Today, data science is all that organizations are busy focusing on. That’s because, over the last decade, there has been so much data generated as well as retained by companies, also known as ‘big data’ that can be used in many innovative ways to make smarter decisions.
The power of big data is evident in multiple industries now. In a healthcare company, big data can actually save and improve lives. By having plentiful data of a patient and the surroundings they stay in, it is possible to construct models that can be trained to anticipate various results of interest. For instance, models can be designed to foresee the progression of a disease that can be incredibly helpful in disease planning as well as management.
The people who are responsible for making sense out of the data available to any organization are known as data scientists. They are the ones who can figure out how and where to use data in the best possible manner. The role of a data scientist is a blend of a statistician, an engineer, and an analyst. No wonder that it is declared as the “sexiest job title of the 21st century” by Harvard Business Review.
Due to recent development in the field of data science, the position of a microsoft power automate vs uipath has begun to seem quite enticing to loads of people who now aspire to attain a data scientist jobs. To cater the need of such people, various institutes are introducing data science certification courses for imparting data science knowledge to those who wish to have a successful career in big data.
Now let us look the tasks carried out by a data scientist.
- Data analysis
- Modeling/statistics
- Engineering/prototyping
The work of a data scientist begins with cleaning the data. As there are large bulks of data available with an enterprise that is not in the proper format. A data scientist makes this data presentable and put it in a format that is easy to use. Now comes the analysis part.
Data analysis
This is the part where a data scientist works with large sets of data that are too huge for a spreadsheet or even a whole computer. By creating plots of the data, a data scientist is able to explain the data in a manner that it becomes extremely easy to act on it.
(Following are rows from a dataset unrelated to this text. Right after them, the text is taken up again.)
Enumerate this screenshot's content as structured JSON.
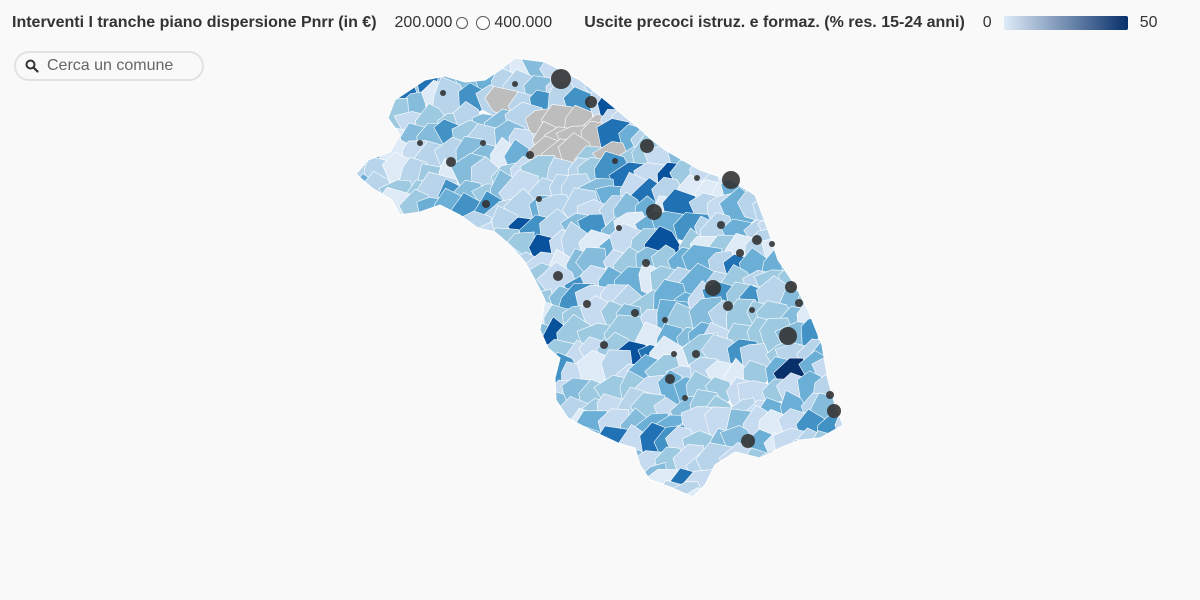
{
  "legend": {
    "size_title": "Interventi I tranche piano dispersione Pnrr (in €)",
    "size_min_label": "200.000",
    "size_max_label": "400.000",
    "color_title": "Uscite precoci istruz. e formaz. (% res. 15-24 anni)",
    "color_min_label": "0",
    "color_max_label": "50",
    "ramp_start_color": "#deebf7",
    "ramp_end_color": "#08306b",
    "no_data_color": "#bdbdbd"
  },
  "search": {
    "placeholder": "Cerca un comune",
    "icon": "search-icon"
  },
  "map": {
    "region": "Marche",
    "marker_color": "#333333"
  }
}
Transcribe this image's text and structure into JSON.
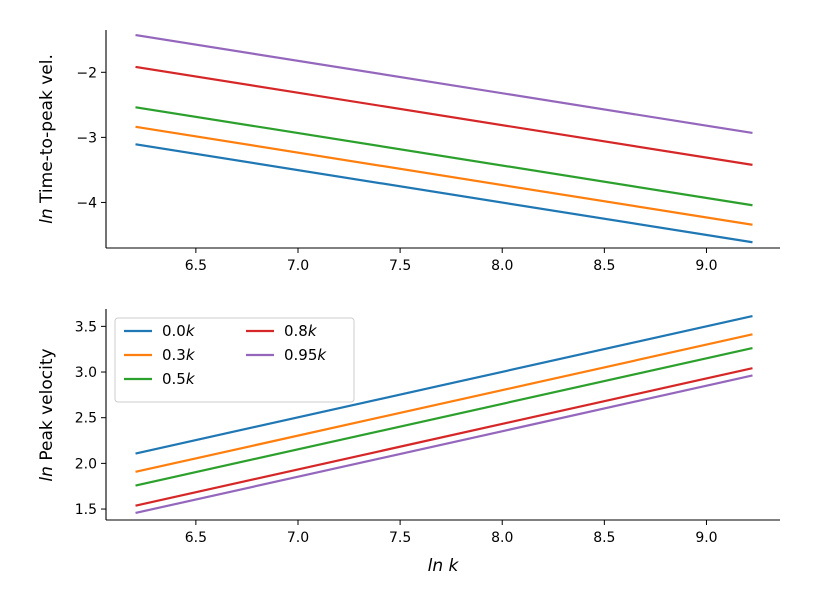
{
  "colors": {
    "series": [
      "#1f77b4",
      "#ff7f0e",
      "#2ca02c",
      "#d62728",
      "#9467bd"
    ],
    "spine": "#000000"
  },
  "chart_data": [
    {
      "type": "line",
      "xlabel": "",
      "ylabel": {
        "italic": "ln",
        "text": " Time-to-peak vel."
      },
      "xlim": [
        6.06,
        9.36
      ],
      "ylim": [
        -4.7,
        -1.35
      ],
      "xticks": [
        6.5,
        7.0,
        7.5,
        8.0,
        8.5,
        9.0
      ],
      "xtick_labels": [
        "6.5",
        "7.0",
        "7.5",
        "8.0",
        "8.5",
        "9.0"
      ],
      "yticks": [
        -2,
        -3,
        -4
      ],
      "ytick_labels": [
        "−2",
        "−3",
        "−4"
      ],
      "series": [
        {
          "name": "0.0k",
          "x": [
            6.21,
            9.22
          ],
          "y": [
            -3.11,
            -4.61
          ]
        },
        {
          "name": "0.3k",
          "x": [
            6.21,
            9.22
          ],
          "y": [
            -2.84,
            -4.34
          ]
        },
        {
          "name": "0.5k",
          "x": [
            6.21,
            9.22
          ],
          "y": [
            -2.54,
            -4.04
          ]
        },
        {
          "name": "0.8k",
          "x": [
            6.21,
            9.22
          ],
          "y": [
            -1.92,
            -3.42
          ]
        },
        {
          "name": "0.95k",
          "x": [
            6.21,
            9.22
          ],
          "y": [
            -1.43,
            -2.93
          ]
        }
      ]
    },
    {
      "type": "line",
      "xlabel": {
        "italic": "ln k"
      },
      "ylabel": {
        "italic": "ln",
        "text": " Peak velocity"
      },
      "xlim": [
        6.06,
        9.36
      ],
      "ylim": [
        1.38,
        3.69
      ],
      "xticks": [
        6.5,
        7.0,
        7.5,
        8.0,
        8.5,
        9.0
      ],
      "xtick_labels": [
        "6.5",
        "7.0",
        "7.5",
        "8.0",
        "8.5",
        "9.0"
      ],
      "yticks": [
        1.5,
        2.0,
        2.5,
        3.0,
        3.5
      ],
      "ytick_labels": [
        "1.5",
        "2.0",
        "2.5",
        "3.0",
        "3.5"
      ],
      "legend": {
        "position": "top-left",
        "columns": 2,
        "entries": [
          {
            "num": "0.0",
            "var": "k"
          },
          {
            "num": "0.3",
            "var": "k"
          },
          {
            "num": "0.5",
            "var": "k"
          },
          {
            "num": "0.8",
            "var": "k"
          },
          {
            "num": "0.95",
            "var": "k"
          }
        ]
      },
      "series": [
        {
          "name": "0.0k",
          "x": [
            6.21,
            9.22
          ],
          "y": [
            2.11,
            3.61
          ]
        },
        {
          "name": "0.3k",
          "x": [
            6.21,
            9.22
          ],
          "y": [
            1.91,
            3.41
          ]
        },
        {
          "name": "0.5k",
          "x": [
            6.21,
            9.22
          ],
          "y": [
            1.76,
            3.26
          ]
        },
        {
          "name": "0.8k",
          "x": [
            6.21,
            9.22
          ],
          "y": [
            1.54,
            3.04
          ]
        },
        {
          "name": "0.95k",
          "x": [
            6.21,
            9.22
          ],
          "y": [
            1.46,
            2.96
          ]
        }
      ]
    }
  ]
}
For instance, at Facebook, the data scientists were able to evaluate that having at the minimum ten friend’s guarantees that a user will keep operating the website, hence, there are multiple types of machinery applied by Facebook to help us find friends.
Modeling/statistics
It is during this time that theoretic knowledge crawls into data science. When you reach a state when the data is already clean and understandable, you need to make predictions from that data. This step involves a lot of complications.
Thanks to machine learning, we can avail various strong algorithms to build a model for tackling problems, however, there is no surety whether that model will work best for you. So, data scientists analyze those models and also go back and refer the data in order to come up with unique features to make improvements in the model.
Engineering/prototyping
In this part, a data scientist builds a kind of data product for those who don’t have a detailed learning of data science. This involves many patterns that comprise of a visualization, an application or a metric on a dashboard.
If a data scientist will make a full-fledged application or only a proof of concept will bank on the amount of data available and the final consumers.